Lolita
Lolita, Lolita, Lolita: ★★★★★
The name rings in my head as it does for Humbert Humbert, the protagonist of Nabokov’s perversely exquisite novel. The name bounces off the walls of my head and travels, not through my “loins”, but to the sad and disjointed canals of my heart where aches and pains lay waiting.
I went into my reading of Lolita with an assertive disgust, knowing that the entire book would make me uncomfortable and utterly enraged. But what I didn’t expect was to be consumed by Lolita, just like our revolting narrator is, only in an entirely different way.
I am not enticed by Lolita for predatory sexual interest but because I’m a woman who was once a girl. I’m a woman who knows what being a girl who wants to be a woman who wants to stay a child is like. I’m a woman who likes to read and can appreciate provocative literature because I find things that aren’t provocative but rather uninteresting.

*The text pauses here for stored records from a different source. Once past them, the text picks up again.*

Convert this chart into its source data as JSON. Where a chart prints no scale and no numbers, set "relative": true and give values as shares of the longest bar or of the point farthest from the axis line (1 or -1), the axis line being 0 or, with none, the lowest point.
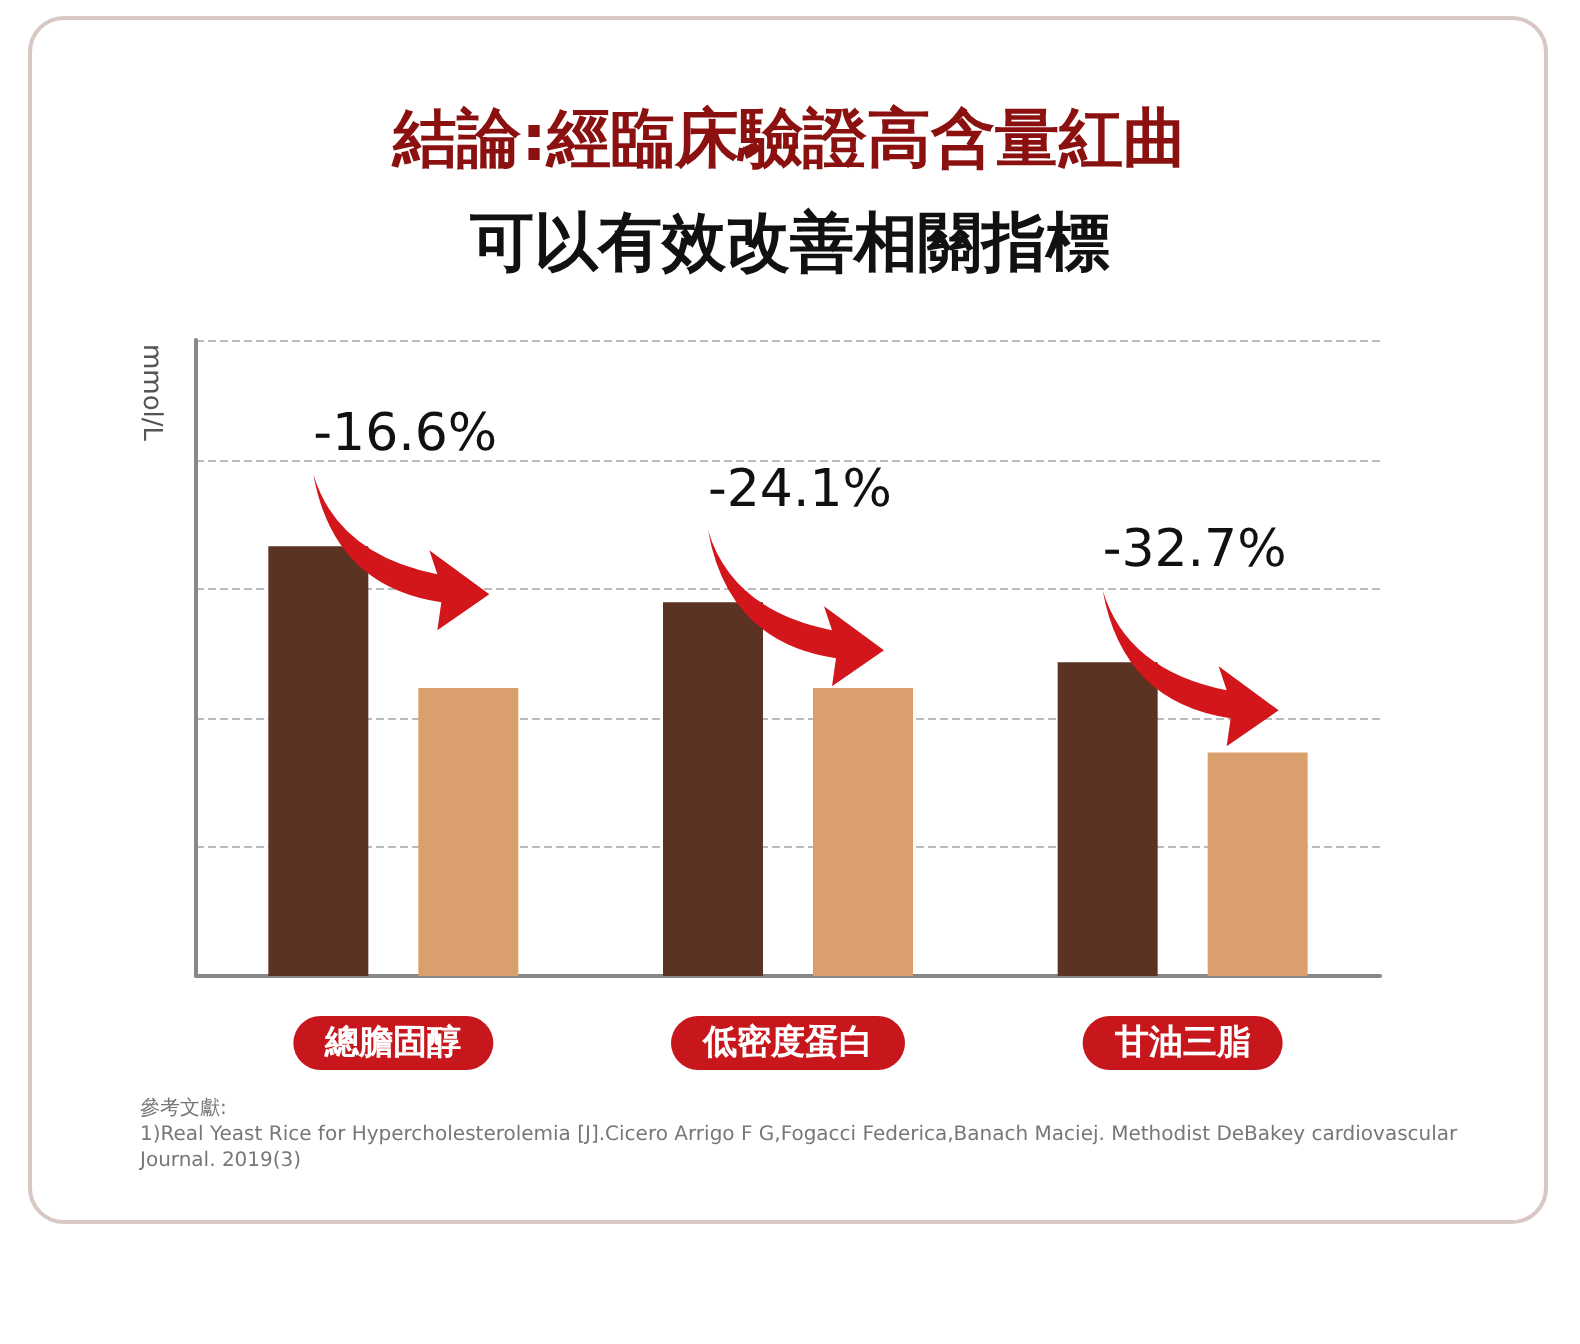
{
  "chart_data": {
    "type": "bar",
    "title": "結論:經臨床驗證高含量紅曲",
    "subtitle": "可以有效改善相關指標",
    "ylabel": "mmol/L",
    "relative": true,
    "grid": "y",
    "categories": [
      "總膽固醇",
      "低密度蛋白",
      "甘油三脂"
    ],
    "series": [
      {
        "color": "#5a3322",
        "values": [
          1,
          0.87,
          0.73
        ]
      },
      {
        "color": "#d9a06e",
        "values": [
          0.67,
          0.67,
          0.52
        ]
      }
    ],
    "annotations": [
      "-16.6%",
      "-24.1%",
      "-32.7%",
      "參考文獻:",
      "1)Real Yeast Rice for Hypercholesterolemia [J].Cicero Arrigo F G,Fogacci Federica,Banach Maciej. Methodist DeBakey cardiovascular Journal. 2019(3)"
    ]
  }
}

When it comes to the spectrum of opinions surrounding this book, I feel like I’m squarely in the middle. On one side, there are those who find the book grotesque and are unable to look past the abduction, rape, and corruption of a young child through the perspective of said kidnapper, rapist, and corruptor (a fair perspective). On the other side, there are reviews that write, “Was the relationship between H.H. and Lolita passionate or destructive?” and claim the book is the only “realistic love story of our time” (perhaps a fair opinion to some but a rather off-putting opinion in my eyes).
I think the story is intriguing in its grotesqueness which made it a more interesting read for me. This fact made me question my own morals and beliefs. It was a hard fact for me to sit with, that I liked the book. I wanted to pick it up and read it. I wanted to see what happened next. And I felt icky for encouraging the story forward despite that being the only way out.

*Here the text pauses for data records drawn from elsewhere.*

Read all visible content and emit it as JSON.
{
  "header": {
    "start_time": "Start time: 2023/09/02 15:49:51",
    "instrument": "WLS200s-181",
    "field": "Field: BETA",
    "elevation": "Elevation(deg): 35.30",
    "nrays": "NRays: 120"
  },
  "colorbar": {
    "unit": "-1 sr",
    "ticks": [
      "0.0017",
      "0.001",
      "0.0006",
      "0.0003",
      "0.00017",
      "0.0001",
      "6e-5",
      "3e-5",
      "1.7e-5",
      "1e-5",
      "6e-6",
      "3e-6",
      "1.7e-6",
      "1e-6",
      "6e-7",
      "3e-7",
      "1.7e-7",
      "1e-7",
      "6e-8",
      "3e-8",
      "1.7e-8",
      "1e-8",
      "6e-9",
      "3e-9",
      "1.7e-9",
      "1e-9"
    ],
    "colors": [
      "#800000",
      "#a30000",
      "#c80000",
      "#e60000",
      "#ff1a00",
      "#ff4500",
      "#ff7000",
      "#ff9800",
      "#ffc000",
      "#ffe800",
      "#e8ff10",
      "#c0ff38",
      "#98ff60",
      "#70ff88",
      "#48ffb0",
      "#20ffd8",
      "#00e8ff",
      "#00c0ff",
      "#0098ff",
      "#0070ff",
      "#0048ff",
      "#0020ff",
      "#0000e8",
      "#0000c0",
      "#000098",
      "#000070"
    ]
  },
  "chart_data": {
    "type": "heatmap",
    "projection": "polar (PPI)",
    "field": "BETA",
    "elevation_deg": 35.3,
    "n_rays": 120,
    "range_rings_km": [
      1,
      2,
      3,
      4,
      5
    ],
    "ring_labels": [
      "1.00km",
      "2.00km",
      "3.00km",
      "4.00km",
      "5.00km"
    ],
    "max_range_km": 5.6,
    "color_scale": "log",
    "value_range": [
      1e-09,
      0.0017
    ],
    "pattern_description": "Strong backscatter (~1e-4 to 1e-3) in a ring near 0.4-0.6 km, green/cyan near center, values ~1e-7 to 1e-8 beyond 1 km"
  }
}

I’ve also heard people say they felt sympathetic towards Humbert. How sad it is for a man to love a child, knowing it’s wrong but unable to restrain himself? I did not feel sympathetic towards H.H. but I did find myself wanting to understand him. And I found that I was able to do that the further into the text I ventured.

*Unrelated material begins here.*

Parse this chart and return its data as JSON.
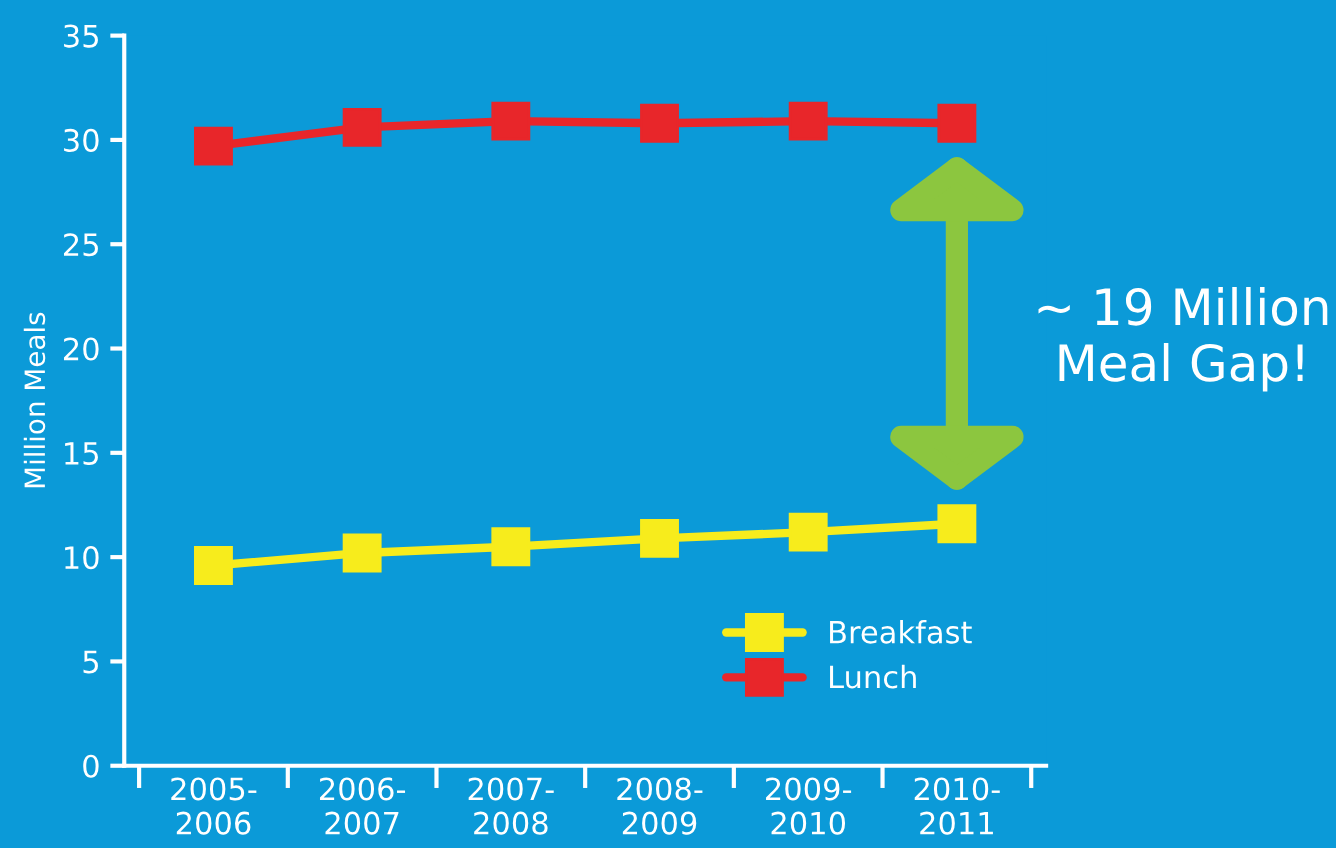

OF COURSE, I don’t support his pedophilia, let’s be clear about that. But I understand how one can become entranced by young girls who are on the precipice of maturation but still safe in their naivety. Of course, H.H. deprives Lolita of this important developmental time. I recognized that H.H. has a strong desire to protect Lolita because he has a first hand understanding of what she should be scared of. People like him. Men like him. And I feel the same sense of responsibility to protect young girls. H.H.’s lust is replaced by an inkling of envy within me. Envy for that time when I was protected from those things.
I felt connected to Lolita because I remember being 12, 13, 14 years old and feeling as though I was older than I was. I had older friends, carried myself differently than peers my age, and I felt I understood things more than the average tween. Looking back, this was all wrong. Perhaps I was focused on different things that other kids my age and perhaps there was media I consumed that made me feel older but I was not older. If an older man had approached me with romantic interest, I would have encouraged it and explored it. But, I would have had no idea what I was doing of course or the repercussions of mine or his actions. This feels obvious but I want to explain that I felt for Lolita because I remember what it was like, entering the world faster than I would have liked to, and wishing I was older than I was. Most of my childhood I spent wishing I was older, more mature, more capable, taken more seriously. And part of me felt jealous of Lolita at the beginning of the book because she was a girl just being a girl. This feeling ended of course when all of that was taken from her.
I’m still struggling to understand why I enjoyed the book. Why has the character Lolita, the idea of Lolita, become such a worldwide phenomenon? Why has she been used in research, analogies, social comparisons in our generation and the generations before us. Why do we romanticize Lolita in TikTok videos, Pinterest collages, our style, our syndromes? Why do we put her on the cover with a lollipop in her mouth or with her clothes drenched and sticking to her prepubescent body? Is romanticizing and glorifying the story the same as creating an “aesthetic” that replicates the look of a young girl? Did men create this aesthetic? Has it forever screwed our perception of what is “sexy”?
Why does the story shock, horrify, upset and entice me? Is that exactly what Nabokov wanted? Is that exactly how it feels to be Humbert Humbert?